The body was still hanging from the thick bough as Chief Superintendent Manny English and Detective Inspector Stevie Steele looked up at it, but two constables on ladders were supporting it, one on either side, while a third used a screwdriver as a lever to untie the thick belt that suspended it. The senior officers were close enough to see what was happening, but not directly under the tree, keeping disturbance of the immediate area to a minimum.
They watched as the PCs took the weight, and carefully lowered the burden to the ground, beside the pathway. As soon as they were finished, the on-call medical examiner stepped forward, and knelt beside the stiff, still form. He shone a light into each eyeball, loosened the leather noose and drew it over the head, then tested each of the limbs. Within a minute he jumped to his feet, nodding emphatically to himself.

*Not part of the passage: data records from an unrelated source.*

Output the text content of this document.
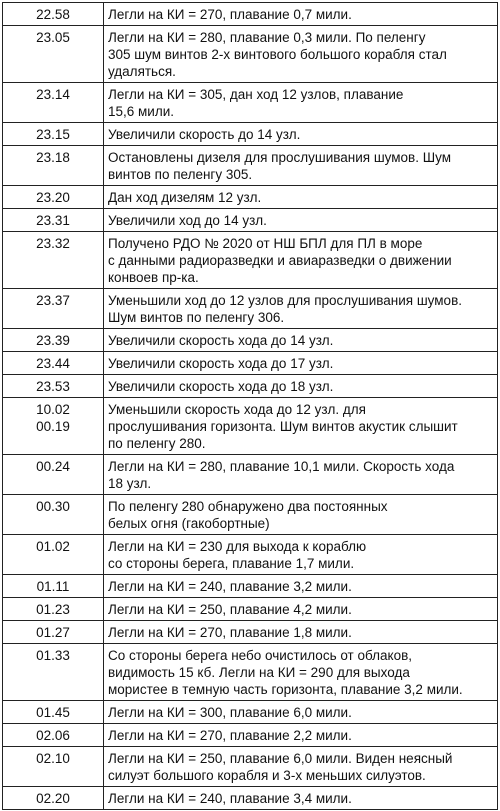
22.58	Легли на КИ = 270, плавание 0,7 мили.
23.05	Легли на КИ = 280, плавание 0,3 мили. По пеленгу
305 шум винтов 2-х винтового большого корабля стал
удаляться.
23.14	Легли на КИ = 305, дан ход 12 узлов, плавание
15,6 мили.
23.15	Увеличили скорость до 14 узл.
23.18	Остановлены дизеля для прослушивания шумов. Шум
винтов по пеленгу 305.
23.20	Дан ход дизелям 12 узл.
23.31	Увеличили ход до 14 узл.
23.32	Получено РДО № 2020 от НШ БПЛ для ПЛ в море
с данными радиоразведки и авиаразведки о движении
конвоев пр-ка.
23.37	Уменьшили ход до 12 узлов для прослушивания шумов.
Шум винтов по пеленгу 306.
23.39	Увеличили скорость хода до 14 узл.
23.44	Увеличили скорость хода до 17 узл.
23.53	Увеличили скорость хода до 18 узл.
10.02
00.19	Уменьшили скорость хода до 12 узл. для
прослушивания горизонта. Шум винтов акустик слышит
по пеленгу 280.
00.24	Легли на КИ = 280, плавание 10,1 мили. Скорость хода
18 узл.
00.30	По пеленгу 280 обнаружено два постоянных
белых огня (гакобортные)
01.02	Легли на КИ = 230 для выхода к кораблю
со стороны берега, плавание 1,7 мили.
01.11	Легли на КИ = 240, плавание 3,2 мили.
01.23	Легли на КИ = 250, плавание 4,2 мили.
01.27	Легли на КИ = 270, плавание 1,8 мили.
01.33	Со стороны берега небо очистилось от облаков,
видимость 15 кб. Легли на КИ = 290 для выхода
мористее в темную часть горизонта, плавание 3,2 мили.
01.45	Легли на КИ = 300, плавание 6,0 мили.
02.06	Легли на КИ = 270, плавание 2,2 мили.
02.10	Легли на КИ = 250, плавание 6,0 мили. Виден неясный
силуэт большого корабля и 3-х меньших силуэтов.
02.20	Легли на КИ = 240, плавание 3,4 мили.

‘He’s been up there since last night,’ he announced. ‘Rigor mortis is fully established; that indicates that he’s been dead for around twelve hours. . or more, of course.’
‘It’s feasible,’ said Steele. ‘In the darkness of last night you could have walked past within a couple of yards of him and never have known he was there.’

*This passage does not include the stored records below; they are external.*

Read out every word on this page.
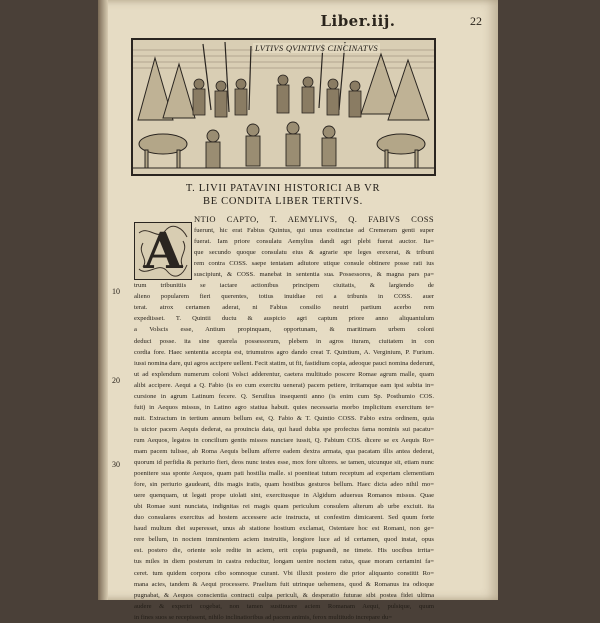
Liber.iij.	22
LVTIVS QVINTIVS CINCINATVS
T. LIVII PATAVINI HISTORICI AB VR
BE CONDITA LIBER TERTIVS.
A
10
20
30
NTIO CAPTO, T. AEMYLIVS, Q. FABIVS COSS
fuerunt, hic erat Fabius Quintus, qui unus exstinctae ad Cremeram genti super
fuerat. Iam priore consulatu Aemylius dandi agri plebi fuerat auctor. Ita=
que secundo quoque consulatu eius & agrarie spe leges erexerat, & tribuni
rem contra COSS. saepe tentatam adiutore utique consule obtinere posse rati ius
suscipiunt, & COSS. manebat in sententia sua. Possessores, & magna pars pa=
trum tribunitiis se iactare actionibus principem ciuitatis, & largiendo de
alieno popularem fieri querentes, totius inuidiae rei a tribunis in COSS. auer
terat. atrox certamen aderat, ni Fabius consilio neutri partium acerbo rem
expediisset. T. Quintii ductu & auspicio agri captum priore anno aliquantulum
a Volscis esse, Antium propinquam, opportunam, & maritimam urbem coloni
deduci posse. ita sine querela possessorum, plebem in agros ituram, ciuitatem in con
cordia fore. Haec sententia accepta est, triumuiros agro dando creat T. Quintium, A. Verginium, P. Furium.
iussi nomina dare, qui agros accipere uellent. Fecit statim, ut fit, fastidium copia, adeoque pauci nomina dederunt,
ut ad explendum numerum coloni Volsci adderentur, caetera multitudo poscere Romae agrum malle, quam
alibi accipere. Aequi a Q. Fabio (is eo cum exercitu uenerat) pacem petiere, irritamque eam ipsi subita in=
cursione in agrum Latinum fecere. Q. Seruilius insequenti anno (is enim cum Sp. Posthumio COS.
fuit) in Aequos missus, in Latino agro statiua habuit. quies necessaria morbo implicitum exercitum te=
nuit. Extractum in tertium annum bellum est, Q. Fabio & T. Quintio COSS. Fabio extra ordinem, quia
is uictor pacem Aequis dederat, ea prouincia data, qui haud dubia spe profectus fama nominis sui pacatu=
rum Aequos, legatos in concilium gentis missos nunciare iussit, Q. Fabium COS. dicere se ex Aequis Ro=
mam pacem tulisse, ab Roma Aequis bellum afferre eadem dextra armata, qua pacatam illis antea dederat,
quorum id perfidia & periurio fieri, deos nunc testes esse, mox fore ultores. se tamen, utcunque sit, etiam nunc
poenitere sua sponte Aequos, quam pati hostilia malle. si poeniteat tutum receptum ad expertam clementiam
fore, sin periurio gaudeant, diis magis iratis, quam hostibus gesturos bellum. Haec dicta adeo nihil mo=
uere quenquam, ut legati prope uiolati sint, exercitusque in Algidum aduersus Romanos missus. Quae
ubi Romae sunt nunciata, indignitas rei magis quam periculum consulem alterum ab urbe exciuit. ita
duo consulares exercitus ad hostem accessere acie instructa, ut confestim dimicarent. Sed quum forte
haud multum diei superesset, unus ab statione hostium exclamat, Ostentare hoc est Romani, non ge=
rere bellum, in noctem imminentem aciem instruitis, longiore luce ad id certamen, quod instat, opus
est. postero die, oriente sole redite in aciem, erit copia pugnandi, ne timete. His uocibus irrita=
tus miles in diem posterum in castra reducitur, longam uenire noctem ratus, quae moram certamini fa=
ceret. tum quidem corpora cibo somnoque curant. Vbi illuxit postero die prior aliquanto constitit Ro=
mana acies, tandem & Aequi processere. Praelium fuit utrinque uehemens, quod & Romanus ira odioque
pugnabat, & Aequos conscientia contracti culpa periculi, & desperatio futurae sibi postea fidei ultima
audere & experiri cogebat, non tamen sustinuere aciem Romanam Aequi, pulsique, quum
in fines suos se recepissent, nihilo inclinatioribus ad pacem animis, ferox multitudo increpare du=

‘Aye,’ muttered English, ‘but who was he, and why didn’t anyone come looking for him?’
‘Maybe they did, sir. Have you checked missing persons information?’
The divisional commander bristled in his uniform, and Steele knew that he had made a mistake. Manny English was a notorious book operator: his question was one that could, and should, have gone without the asking.
‘There haven’t been any,’ he replied tersely. ‘Not in the past week at any rate, and you’ve just heard what the MO has to say. Do you want him photographed again?’ he asked.
‘No sir. There’s no point.’
‘Very well. Let’s get him into a plastic coffin and off to the mortuary where they can thaw the poor bugger out.’ He waved through the slightly thinned fog to two uniformed men, who were waiting beside a blue van with a ventilator on top.
‘One thing first,’ said Steele. He bent over the body and felt around the chest area, then opened the dark grey suit, and from an inside pocket produced a wallet. He opened it and, from a compartment within, drew out a business card. ‘Ivor Whetstone, MCIBS,’ he read. ‘Director of Business. .’ He glanced up at English. ‘He’s a banker, sir.’
The chief superintendent nodded sagely. ‘I could tell by his suit that he was some sort of a business type; banker, lawyer, accountant, something like that.’
Steele could tell in his turn why his senior officer had not prospered in CID. ‘I once arrested a bank robber who wore the same brand of suit as this,’ he said.
‘I wonder what drove him to do it?’ English murmured.
‘Drove whom to do what?’
The uniformed commander looked at the detective in exasperation. ‘Him.’ He pointed at Whetstone’s body. ‘That.’ He pointed at the tree.
Steele sighed. ‘At the very best, sir,’ he said, ‘this has to be a suspicious death; maybe even a homicide.’
‘Ohh, really?’ English exclaimed. ‘Honest to God, that’s CID all over, rushing to judgement.’